Port 80 blocked. HTTP-01 can’t reach you. If your environment also can’t do TLS-ALPN-01 (some cloud LBs only forward port 443 to one backend at a time), issuance fails entirely. Fix: open port 80, or switch to DNS-01.
DNS hasn’t propagated. You created the A record five minutes ago, started Caddy, and the order fails because Let’s Encrypt’s resolvers haven’t seen it yet. Caddy retries; just wait. If the propagation never happens, your DNS record is wrong or the zone isn’t authoritative on the resolvers you think it is.
CAA records blocking issuance. A CAA 0 issue "digicert.com" record on the zone tells every CA other than DigiCert not to issue. If you have CAA records (recommended; they limit who can issue for you), make sure letsencrypt.org is in the allowed list: example.com. CAA 0 issue "letsencrypt.org".
DNS-01 with wrong token scope. Caddy authenticates fine but the API call to create the TXT record gets a 403. Re-check the token’s zone scope; Cloudflare’s per-zone tokens need both Read and Edit on the specific zone, not the wildcard “all zones”.
Production rate-limit lockout. Covered above. Switch to staging.
Lost data directory after a server rebuild. No account key, no certs, everything has to re-issue from scratch, and if you’re rebuilding the same server repeatedly during automation development, you can rate-limit yourself. Pin the data directory to persistent storage outside the rebuild path.

When something goes wrong, the ACME conversation is logged at INFO level by default. Tail it directly if you ran Caddy in the foreground:

caddy run --config /etc/caddy/Caddyfile 2>&1 | grep -i -E 'acme|tls|cert'

Under the official systemd unit, the same log lives in journald:

journalctl -u caddy -f

Let’s Encrypt’s error messages are usually direct: urn:ietf:params:acme:error:rateLimited, urn:ietf:params:acme:error:dns, urn:ietf:params:acme:error:unauthorized. The error type maps cleanly to one of the cases above.

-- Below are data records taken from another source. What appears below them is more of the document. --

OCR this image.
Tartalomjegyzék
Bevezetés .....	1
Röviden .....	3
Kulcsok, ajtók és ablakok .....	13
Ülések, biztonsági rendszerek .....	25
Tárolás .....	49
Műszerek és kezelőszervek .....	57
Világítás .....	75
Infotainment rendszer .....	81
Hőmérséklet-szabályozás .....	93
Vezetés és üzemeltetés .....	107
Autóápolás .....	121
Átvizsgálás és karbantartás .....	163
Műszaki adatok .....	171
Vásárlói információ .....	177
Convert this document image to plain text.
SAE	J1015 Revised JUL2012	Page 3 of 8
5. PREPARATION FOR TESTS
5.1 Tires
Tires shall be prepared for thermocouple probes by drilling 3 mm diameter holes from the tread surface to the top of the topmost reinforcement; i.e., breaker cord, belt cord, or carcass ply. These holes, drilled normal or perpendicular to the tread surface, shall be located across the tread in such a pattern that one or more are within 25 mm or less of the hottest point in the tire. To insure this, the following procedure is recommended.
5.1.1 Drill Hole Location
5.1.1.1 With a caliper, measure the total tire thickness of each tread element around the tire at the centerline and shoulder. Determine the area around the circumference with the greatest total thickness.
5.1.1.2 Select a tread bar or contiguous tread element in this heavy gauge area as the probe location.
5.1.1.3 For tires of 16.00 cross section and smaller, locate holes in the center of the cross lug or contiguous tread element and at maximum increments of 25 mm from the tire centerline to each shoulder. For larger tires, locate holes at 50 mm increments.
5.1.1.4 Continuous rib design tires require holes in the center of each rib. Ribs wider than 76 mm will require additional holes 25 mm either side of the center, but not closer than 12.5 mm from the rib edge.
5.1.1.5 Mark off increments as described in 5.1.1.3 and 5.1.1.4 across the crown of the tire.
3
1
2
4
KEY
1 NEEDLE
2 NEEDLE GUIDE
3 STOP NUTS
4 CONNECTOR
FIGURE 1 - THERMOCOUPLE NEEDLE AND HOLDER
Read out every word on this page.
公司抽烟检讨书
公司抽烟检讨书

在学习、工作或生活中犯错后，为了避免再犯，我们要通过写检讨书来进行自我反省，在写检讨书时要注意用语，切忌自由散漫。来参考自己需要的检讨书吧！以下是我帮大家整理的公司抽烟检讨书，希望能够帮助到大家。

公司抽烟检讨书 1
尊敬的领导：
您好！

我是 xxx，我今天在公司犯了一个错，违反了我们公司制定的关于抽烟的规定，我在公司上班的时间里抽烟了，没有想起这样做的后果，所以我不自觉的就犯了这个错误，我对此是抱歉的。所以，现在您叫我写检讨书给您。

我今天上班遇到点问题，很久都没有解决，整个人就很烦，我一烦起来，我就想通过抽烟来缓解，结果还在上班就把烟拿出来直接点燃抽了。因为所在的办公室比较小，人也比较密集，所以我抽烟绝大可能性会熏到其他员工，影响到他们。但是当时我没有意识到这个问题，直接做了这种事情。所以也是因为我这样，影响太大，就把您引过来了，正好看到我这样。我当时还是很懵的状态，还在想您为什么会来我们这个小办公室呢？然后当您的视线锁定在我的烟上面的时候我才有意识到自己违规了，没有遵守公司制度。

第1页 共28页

If the message is unauthorized, you have a challenge-validation problem (CA reached your server but didn’t see the expected token); if it’s dns, the CA couldn’t resolve your domain or your TXT record; if it’s rateLimited, you’re stuck until the window resets.

The two-line Caddyfile from section 6.1 still works under the hood the same way the longest config in this post does: it’s all the same ACME flow against the same Let’s Encrypt directory. The configuration is short because ACME, Let’s Encrypt, and Caddy collectively did the hard work years ago. Good protocol, free reliable CA, a server that speaks both natively.